Once the Kerastick is prepared, it is painted onto the skin in a uniform manner, covering the forehead, cheeks, chin, and nose area. If there are AKs present, a second coat of medicine is routinely applied. The drug is then allowed to incubate on the skin. For all practical indications, drug incubation is 1 hour for photorejuvenation and AKs, 30 to 45 minutes for inflammatory acne vulgaris, and 1 hour for SGH. For each successive treatment, drug incubation will be increased by approximately 15 to 30 minutes.

The patient is now ready to receive light or laser administration. If an IPL light source is going to be used, it is recommended that the skin be cleansed once again before using the light source. One will find that the coupling medium, or gel, will not remain on the skin surface after the application of the ALA. If a blue light source or PDL is used, it is still advisable that the skin be cleansed again, although it is not mandatory. All of our treatments are carried out with the aid of cold air cooling that the patient holds and uses as needed. The treatment settings for all lasers and light sources should be the same as regular photorejuvenation settings recommended for that particular device.

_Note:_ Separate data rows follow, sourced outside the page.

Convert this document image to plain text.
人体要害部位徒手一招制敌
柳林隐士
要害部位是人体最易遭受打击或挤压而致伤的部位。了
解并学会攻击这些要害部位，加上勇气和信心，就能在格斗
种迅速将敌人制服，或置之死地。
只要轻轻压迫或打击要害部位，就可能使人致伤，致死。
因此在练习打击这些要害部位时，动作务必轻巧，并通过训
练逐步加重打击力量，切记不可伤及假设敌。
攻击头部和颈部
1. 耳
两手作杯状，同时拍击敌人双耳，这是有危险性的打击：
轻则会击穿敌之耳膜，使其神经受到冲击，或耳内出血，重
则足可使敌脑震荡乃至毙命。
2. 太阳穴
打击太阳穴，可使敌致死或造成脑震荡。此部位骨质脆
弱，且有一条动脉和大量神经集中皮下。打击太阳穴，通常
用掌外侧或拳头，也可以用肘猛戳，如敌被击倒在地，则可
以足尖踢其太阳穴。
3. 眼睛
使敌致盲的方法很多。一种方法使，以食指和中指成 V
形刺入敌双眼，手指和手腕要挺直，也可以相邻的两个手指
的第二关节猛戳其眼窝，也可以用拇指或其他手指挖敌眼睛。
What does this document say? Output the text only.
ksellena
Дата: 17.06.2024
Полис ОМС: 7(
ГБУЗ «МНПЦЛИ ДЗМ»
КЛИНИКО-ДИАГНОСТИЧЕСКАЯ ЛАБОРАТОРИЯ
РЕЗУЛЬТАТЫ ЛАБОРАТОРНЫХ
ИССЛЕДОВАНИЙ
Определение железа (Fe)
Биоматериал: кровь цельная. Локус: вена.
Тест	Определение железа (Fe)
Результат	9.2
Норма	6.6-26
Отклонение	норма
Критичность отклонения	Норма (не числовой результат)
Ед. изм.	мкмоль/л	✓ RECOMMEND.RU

After the therapy is completed, there are several important steps to perform before the patient is discharged. First, any remaining ALA needs to be thoroughly removed from the skin. Many clinicians find it beneficial when performing an IPL or PDL treatment to next perform a short, 5-minute blue light “quenching” which will, for all practical purposes, remove any excess ALA. It may also provide the patient with additional improvement, although clinical trials evaluating this have not been conducted. Next, ice is applied onto the treated areas, which helps with any discomfort or skin burning. During this time a discussion of proper skin care and sun protection is initiated, the recommendations for which are crucial for the patient to follow in order to avoid the only real adverse effect of the procedure: phototoxicity. Phototoxicity can be minimized or completely avoided by following several very simple rules. The patient must remain out of the sun for the first 24 to 48 hours following the procedure. Sunscreen use, with a minimum sun protection factor of 30, is required, and in our office it is applied before the patient is discharged. There are many new creams and lotions under evaluation to help reduce any erythema that may be associated with lasers and light sources without the use of ALA; these are also being investigated for their potential with ALA.

As noted, phototoxicity is the only major concern after an ALA-PDT procedure. By providing simple instructions to the patient, this concern has been minimized in our practice. Patients may note some desquamation of the skin after several days, but proper use of moisturizers or “spray” waters will minimize this effect. A phototoxic effect from ALA-PDT is shown in Figure 6.

It would be nice if we could let patients know in advance the precise number of ALA-PDT treatments they will require for a given effect. However, this is not presently possible. Further studies may enable us to provide more accurate predictions. On the other hand, clinical trials do not always translate into real world experiences. Each patient must be treated based on individual presentation, and clinical trial results may then be used as general guidelines.

Skin care is a must for patients that undergo an ALA-PDT procedure. Maintenance therapy will also be required, although no clinical trials have demonstrated when or how many treatment sessions are necessary.

Conclusions

ALA-PDT is a procedure that has created a new “buzz” in the dermatology and laser world. AKs and moderate to severe inflammatory acne vulgaris, SGH, and HS can be successfully treated with PDT using Levulan PDT and a variety of lasers and light sources. Future research endeavors will further define clinical protocols and conditions for which Levulan PDT is useful and validate new therapies to benefit our patients.